I met up with Midget at Panera.  I didn’t want to show up.  I did not trust him, nor did I trust the meeting place.  I was suspicious.  True to my instincts, standing in line at Panera I saw David sitting down at a table with people.  So, I took my food and Midget outside to avoid him.

Proving I was and I am greater than either of those men, I put on a great performance.  So that David would know he no longer held a place in my heart.  So that Midget would know he was no match for me.  I was riffing, speaking zingers faster and funnier than anyone on the planet.

Panera was all me and no one else.

Do Not Wake Me

Are you one of these sleepers?  I am.

I am a heavy sleeper, tune out the world, unplug my brain, I-need-my-beauty-sleep-sleeper.

God bless those sleepers who wake up perky.  Bounding out of bed full of life and energy.  It is a gift from God, I think.  Something God gave them at birth.  I don’t believe anyone can learn how to wake up full of energy.

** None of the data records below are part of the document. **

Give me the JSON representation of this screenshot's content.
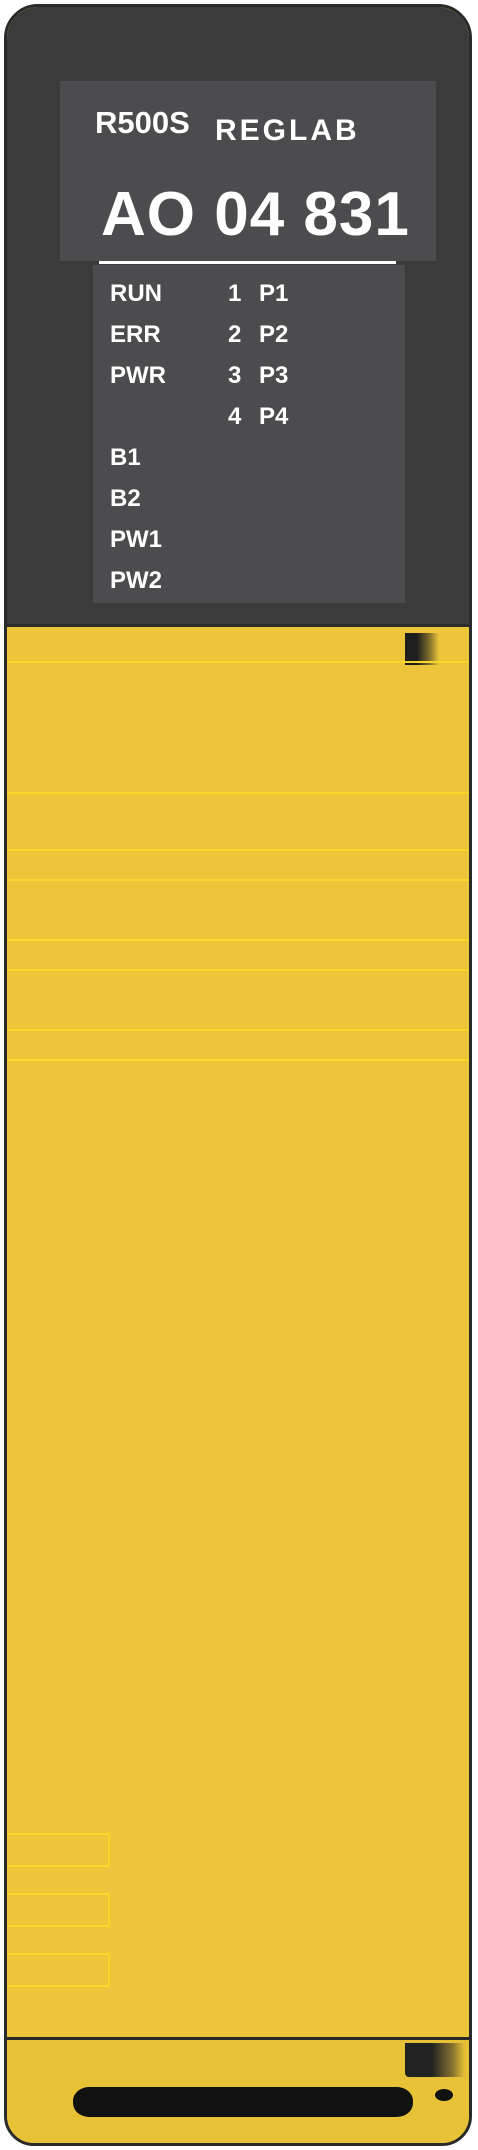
{
  "device": {
    "series": "R500S",
    "brand": "REGLAB",
    "model": "AO 04 831"
  },
  "status_leds": [
    "RUN",
    "ERR",
    "PWR",
    "",
    "B1",
    "B2",
    "PW1",
    "PW2"
  ],
  "channels": [
    {
      "number": "1",
      "label": "P1"
    },
    {
      "number": "2",
      "label": "P2"
    },
    {
      "number": "3",
      "label": "P3"
    },
    {
      "number": "4",
      "label": "P4"
    }
  ],
  "colors": {
    "top_panel": "#3b3b3c",
    "label_plate": "#4c4c4e",
    "housing": "#ecc53a",
    "accent_lines": "#f9d72a"
  }
}
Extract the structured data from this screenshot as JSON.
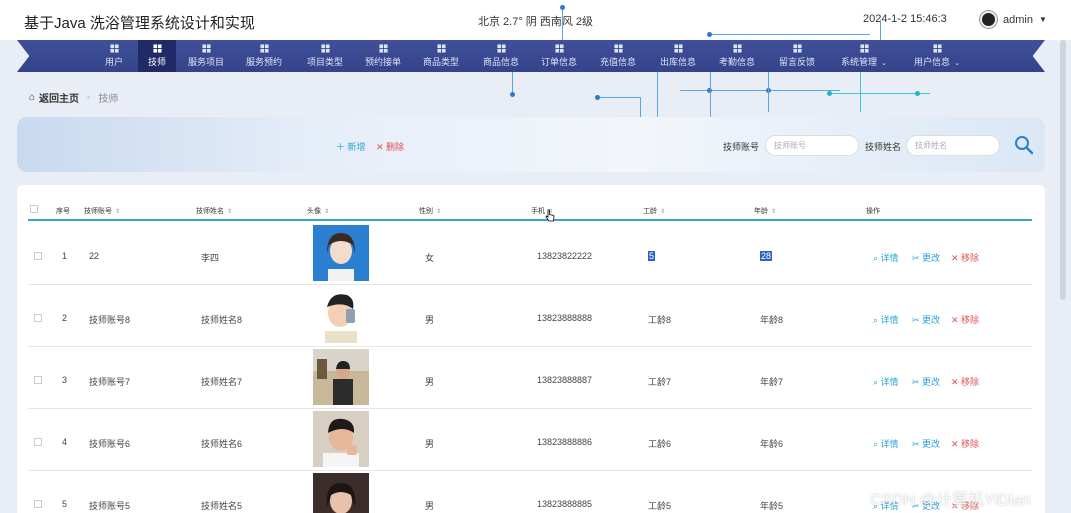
{
  "app": {
    "title": "基于Java 洗浴管理系统设计和实现",
    "weather": "北京  2.7°  阴  西南风  2级",
    "datetime": "2024-1-2 15:46:3",
    "user": "admin"
  },
  "nav": {
    "items": [
      {
        "label": "用户"
      },
      {
        "label": "技师"
      },
      {
        "label": "服务项目"
      },
      {
        "label": "服务预约"
      },
      {
        "label": "项目类型"
      },
      {
        "label": "预约接单"
      },
      {
        "label": "商品类型"
      },
      {
        "label": "商品信息"
      },
      {
        "label": "订单信息"
      },
      {
        "label": "充值信息"
      },
      {
        "label": "出库信息"
      },
      {
        "label": "考勤信息"
      },
      {
        "label": "留言反馈"
      },
      {
        "label": "系统管理"
      },
      {
        "label": "用户信息"
      }
    ],
    "active_index": 1
  },
  "breadcrumb": {
    "home": "返回主页",
    "separator": "-",
    "current": "技师"
  },
  "toolbar": {
    "add_label": "＋ 新增",
    "delete_label": "✕ 删除",
    "account_label": "技师账号",
    "account_placeholder": "技师账号",
    "name_label": "技师姓名",
    "name_placeholder": "技师姓名"
  },
  "table": {
    "columns": [
      "序号",
      "技师账号",
      "技师姓名",
      "头像",
      "性别",
      "手机",
      "工龄",
      "年龄",
      "操作"
    ],
    "actions": {
      "view": "详情",
      "edit": "更改",
      "remove": "移除"
    },
    "rows": [
      {
        "index": "1",
        "account": "22",
        "name": "李四",
        "gender": "女",
        "phone": "13823822222",
        "seniority": "5",
        "age": "28",
        "photo": "girl-portrait"
      },
      {
        "index": "2",
        "account": "技师账号8",
        "name": "技师姓名8",
        "gender": "男",
        "phone": "13823888888",
        "seniority": "工龄8",
        "age": "年龄8",
        "photo": "cartoon-boy"
      },
      {
        "index": "3",
        "account": "技师账号7",
        "name": "技师姓名7",
        "gender": "男",
        "phone": "13823888887",
        "seniority": "工龄7",
        "age": "年龄7",
        "photo": "outdoor-photo"
      },
      {
        "index": "4",
        "account": "技师账号6",
        "name": "技师姓名6",
        "gender": "男",
        "phone": "13823888886",
        "seniority": "工龄6",
        "age": "年龄6",
        "photo": "boy-portrait"
      },
      {
        "index": "5",
        "account": "技师账号5",
        "name": "技师姓名5",
        "gender": "男",
        "phone": "13823888885",
        "seniority": "工龄5",
        "age": "年龄5",
        "photo": "girl-selfie"
      }
    ]
  },
  "watermark": "CSDN @计算机YiDian",
  "colors": {
    "nav_bg": "#3a4a93",
    "nav_active": "#1f2a66",
    "accent": "#2aa3d6",
    "danger": "#e35050",
    "selection": "#2b63c7"
  }
}
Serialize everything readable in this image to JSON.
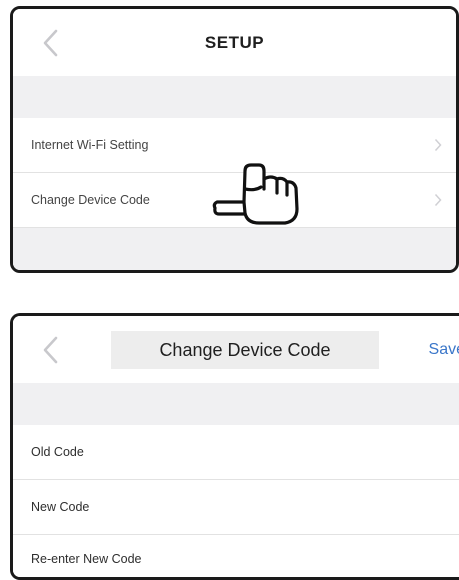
{
  "screen1": {
    "title": "SETUP",
    "back_icon": "chevron-left-icon",
    "items": [
      {
        "label": "Internet Wi-Fi Setting"
      },
      {
        "label": "Change Device Code"
      }
    ],
    "pointer_icon": "pointing-hand-icon"
  },
  "screen2": {
    "title": "Change Device Code",
    "back_icon": "chevron-left-icon",
    "save_label": "Save",
    "fields": [
      {
        "label": "Old Code"
      },
      {
        "label": "New Code"
      },
      {
        "label": "Re-enter New Code"
      }
    ]
  },
  "colors": {
    "frame": "#1a1a1a",
    "band": "#f0f0f2",
    "accent": "#3a76c9",
    "chevron": "#c8c8cc"
  }
}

My awake brain has a long meter before it is fully functional.  If you try to wake me, I will start swinging – true story.  Growling and throwing punches like a hibernating Mamma bear protecting myself and others from the intruder(s).

I need that sleep just as I need the rest as well.  It is the best and only way to power up my mind, body, and spirit.

And, I cannot abide being baby-sat.  I do not need any ghostly visitors or companions.  Enough said on that matter for now.

Face-plant.  Zzzzzzzzzzz.

Listen…Hear That?! I Did.

Master of my own sea, isn’t that a great thing!  I think so.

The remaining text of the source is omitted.